October 4th, 2005

Egrets Reading

Kigo for Scifaiku?

The practice of using kigo, Japanese season words, in the writing of haiku becomes even more important when poets venture beyond haiku to renga, Japanese linked verse. The season a particular link references through its kigo is important because a renku must move logically through the seasons. If a renku starts, for example, with a hokku that contains a “fall season” word, then the next couple of links should also have fall kigo, then the links should move to winter, followed by spring, then summer, etc.

Logically, you just cannot follow a spring verse with an autumn verse.

In the writing of scifaiku, poets usually use keywords instead of kigo, i.e. science fiction and science concept words like “FTL travel” (faster-than-life travel), “android”, “gravity”, “black hole”, etc.

So, what happens when you try to write scifaiku linked verse? From a seasonal standpoint, chaos!

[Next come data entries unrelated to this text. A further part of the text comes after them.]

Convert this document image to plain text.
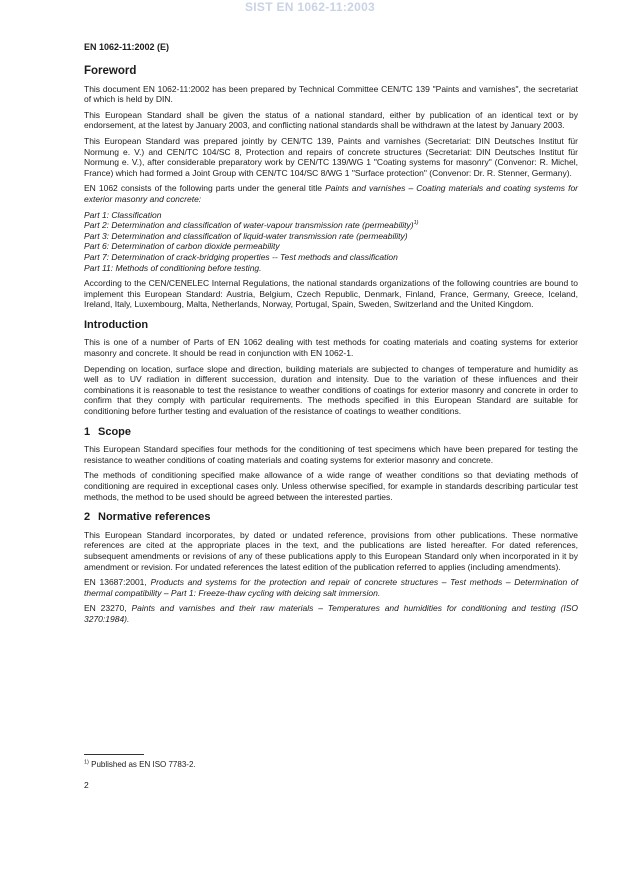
SIST EN 1062-11:2003
EN 1062-11:2002 (E)
Foreword

This document EN 1062-11:2002 has been prepared by Technical Committee CEN/TC 139 "Paints and varnishes", the secretariat of which is held by DIN.

This European Standard shall be given the status of a national standard, either by publication of an identical text or by endorsement, at the latest by January 2003, and conflicting national standards shall be withdrawn at the latest by January 2003.

This European Standard was prepared jointly by CEN/TC 139, Paints and varnishes (Secretariat: DIN Deutsches Institut für Normung e. V.) and CEN/TC 104/SC 8, Protection and repairs of concrete structures (Secretariat: DIN Deutsches Institut für Normung e. V.), after considerable preparatory work by CEN/TC 139/WG 1 "Coating systems for masonry" (Convenor: R. Michel, France) which had formed a Joint Group with CEN/TC 104/SC 8/WG 1 "Surface protection" (Convenor: Dr. R. Stenner, Germany).

EN 1062 consists of the following parts under the general title Paints and varnishes – Coating materials and coating systems for exterior masonry and concrete:

Part 1: Classification
Part 2: Determination and classification of water-vapour transmission rate (permeability)$^{1)}$
Part 3: Determination and classification of liquid-water transmission rate (permeability)
Part 6: Determination of carbon dioxide permeability
Part 7: Determination of crack-bridging properties -- Test methods and classification
Part 11: Methods of conditioning before testing.

According to the CEN/CENELEC Internal Regulations, the national standards organizations of the following countries are bound to implement this European Standard: Austria, Belgium, Czech Republic, Denmark, Finland, France, Germany, Greece, Iceland, Ireland, Italy, Luxembourg, Malta, Netherlands, Norway, Portugal, Spain, Sweden, Switzerland and the United Kingdom.

Introduction

This is one of a number of Parts of EN 1062 dealing with test methods for coating materials and coating systems for exterior masonry and concrete. It should be read in conjunction with EN 1062-1.

Depending on location, surface slope and direction, building materials are subjected to changes of temperature and humidity as well as to UV radiation in different succession, duration and intensity. Due to the variation of these influences and their combinations it is reasonable to test the resistance to weather conditions of coatings for exterior masonry and concrete in order to confirm that they comply with particular requirements. The methods specified in this European Standard are suitable for conditioning before further testing and evaluation of the resistance of coatings to weather conditions.

1 Scope

This European Standard specifies four methods for the conditioning of test specimens which have been prepared for testing the resistance to weather conditions of coating materials and coating systems for exterior masonry and concrete.

The methods of conditioning specified make allowance of a wide range of weather conditions so that deviating methods of conditioning are required in exceptional cases only. Unless otherwise specified, for example in standards describing particular test methods, the method to be used should be agreed between the interested parties.

2 Normative references

This European Standard incorporates, by dated or undated reference, provisions from other publications. These normative references are cited at the appropriate places in the text, and the publications are listed hereafter. For dated references, subsequent amendments or revisions of any of these publications apply to this European Standard only when incorporated in it by amendment or revision. For undated references the latest edition of the publication referred to applies (including amendments).

EN 13687:2001, Products and systems for the protection and repair of concrete structures – Test methods – Determination of thermal compatibility – Part 1: Freeze-thaw cycling with deicing salt immersion.

EN 23270, Paints and varnishes and their raw materials – Temperatures and humidities for conditioning and testing (ISO 3270:1984).

$^{1)}$ Published as EN ISO 7783-2.
2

A group of my scifaiku friends and I formed a private yahoogroups list a few years ago to collaborate on a genre-themed Japanese-style linked verse experiment. We set out to define what seasons might be in a setting that is non-earth based. Mary Margaret Serpento came up with the following categories:

Planting
Blooming
Harvesting
Storage (Death)

Then, we sat down and categorized various science/science fiction topics into these categories. Finally, we used this as a template to write a half-kasen renku together.

We were all reasonably satisfied with the result, although it has yet to be published.

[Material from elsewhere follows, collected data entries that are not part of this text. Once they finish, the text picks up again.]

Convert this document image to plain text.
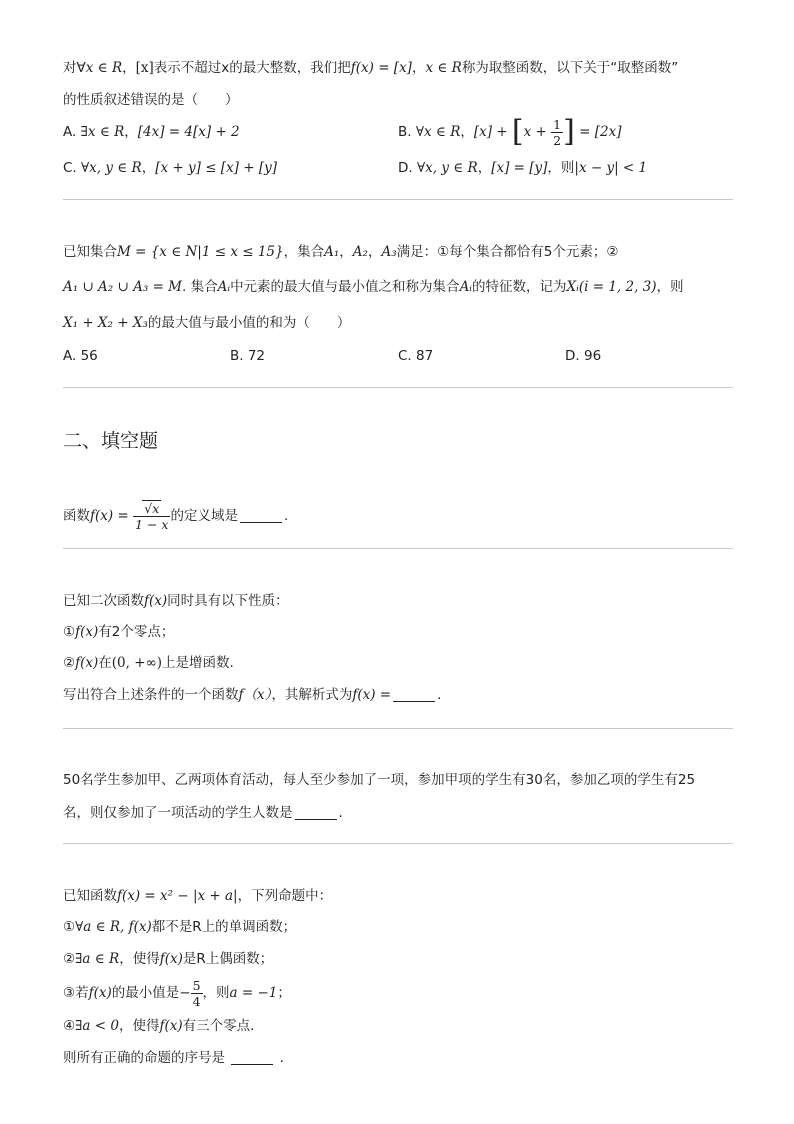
对∀x ∈ R，[x]表示不超过x的最大整数，我们把f(x) = [x]，x ∈ R称为取整函数，以下关于“取整函数”
的性质叙述错误的是（　　）
A. ∃x ∈ R，[4x] = 4[x] + 2	B. ∀x ∈ R，$[x] + [x + \frac{1}{2}$ ] = [2x]
C. ∀x, y ∈ R，[x + y] ≤ [x] + [y]	D. ∀x, y ∈ R，[x] = [y]，则|x − y| < 1
已知集合M = {x ∈ N|1 ≤ x ≤ 15}，集合A₁，A₂，A₃满足：①每个集合都恰有5个元素；②
A₁ ∪ A₂ ∪ A₃ = M. 集合Aᵢ中元素的最大值与最小值之和称为集合Aᵢ的特征数，记为Xᵢ(i = 1, 2, 3)，则
X₁ + X₂ + X₃的最大值与最小值的和为（　　）
A. 56	B. 72	C. 87	D. 96
二、填空题
函数$f(x) = \frac{√x}{1 - x}$ 的定义域是	.
已知二次函数f(x)同时具有以下性质：
①f(x)有2个零点；
②f(x)在(0, +∞)上是增函数.
写出符合上述条件的一个函数f（x），其解析式为f(x) =	.
50名学生参加甲、乙两项体育活动，每人至少参加了一项，参加甲项的学生有30名，参加乙项的学生有25
名，则仅参加了一项活动的学生人数是	.
已知函数f(x) = x² − |x + a|，下列命题中：
①∀a ∈ R, f(x)都不是R上的单调函数；
②∃a ∈ R，使得f(x)是R上偶函数；
③若f(x)的最小值是− $\frac{5}{4}$ ，则a = −1；
④∃a < 0，使得f(x)有三个零点.
则所有正确的命题的序号是	.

However, there are other ways to think of scifaiku seasons. As NASA gathers more and more information about Mars, other planets, the moons of Saturn and Jupiter, and other solar system moons, we are starting to learn about the seasons of Mars, and of the other planetary and lunar bodies.

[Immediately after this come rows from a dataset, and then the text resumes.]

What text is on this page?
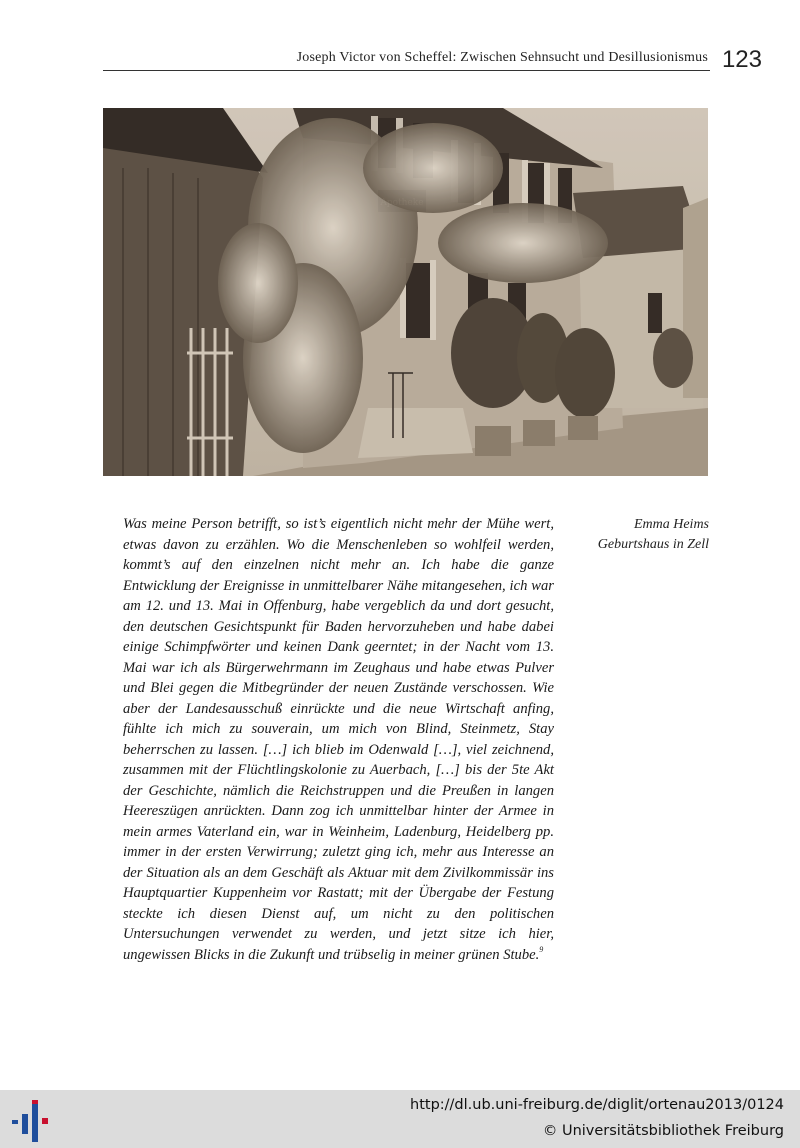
Joseph Victor von Scheffel: Zwischen Sehnsucht und Desillusionismus 123
Emma Heims
Geburtshaus in Zell
Was meine Person betrifft, so ist’s eigentlich nicht mehr der Mühe wert, etwas davon zu erzählen. Wo die Menschenleben so wohlfeil werden, kommt’s auf den einzelnen nicht mehr an. Ich habe die ganze Entwicklung der Ereignisse in unmittelbarer Nähe mitangesehen, ich war am 12. und 13. Mai in Offenburg, habe vergeblich da und dort gesucht, den deutschen Gesichtspunkt für Baden hervorzuheben und habe dabei einige Schimpfwörter und keinen Dank geerntet; in der Nacht vom 13. Mai war ich als Bürgerwehrmann im Zeughaus und habe etwas Pulver und Blei gegen die Mitbegründer der neuen Zustände verschossen. Wie aber der Landesausschuß einrückte und die neue Wirtschaft anfing, fühlte ich mich zu souverain, um mich von Blind, Steinmetz, Stay beherrschen zu lassen. […] ich blieb im Odenwald […], viel zeichnend, zusammen mit der Flüchtlingskolonie zu Auerbach, […] bis der 5te Akt der Geschichte, nämlich die Reichstruppen und die Preußen in langen Heereszügen anrückten. Dann zog ich unmittelbar hinter der Armee in mein armes Vaterland ein, war in Weinheim, Ladenburg, Heidelberg pp. immer in der ersten Verwirrung; zuletzt ging ich, mehr aus Interesse an der Situation als an dem Geschäft als Aktuar mit dem Zivilkommissär ins Hauptquartier Kuppenheim vor Rastatt; mit der Übergabe der Festung steckte ich diesen Dienst auf, um nicht zu den politischen Untersuchungen verwendet zu werden, und jetzt sitze ich hier, ungewissen Blicks in die Zukunft und trübselig in meiner grünen Stube.$^9$
http://dl.ub.uni-freiburg.de/diglit/ortenau2013/0124
© Universitätsbibliothek Freiburg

So, with some research, it is possible to start writing Martian spring verses as opposed to Martian winter verses.

The only problem with this is that not everyone reads the NASA press releases, so even if a Mars-themed haiku had a Mars spring kigo, the average reader may not realize this.

The jury is still out as to whether it is necessary to use actual kigo instead of “keywords” for scifaiku. However, I’m interested in exploring the topic further, so I’m interested in hearing what others might have to say on this.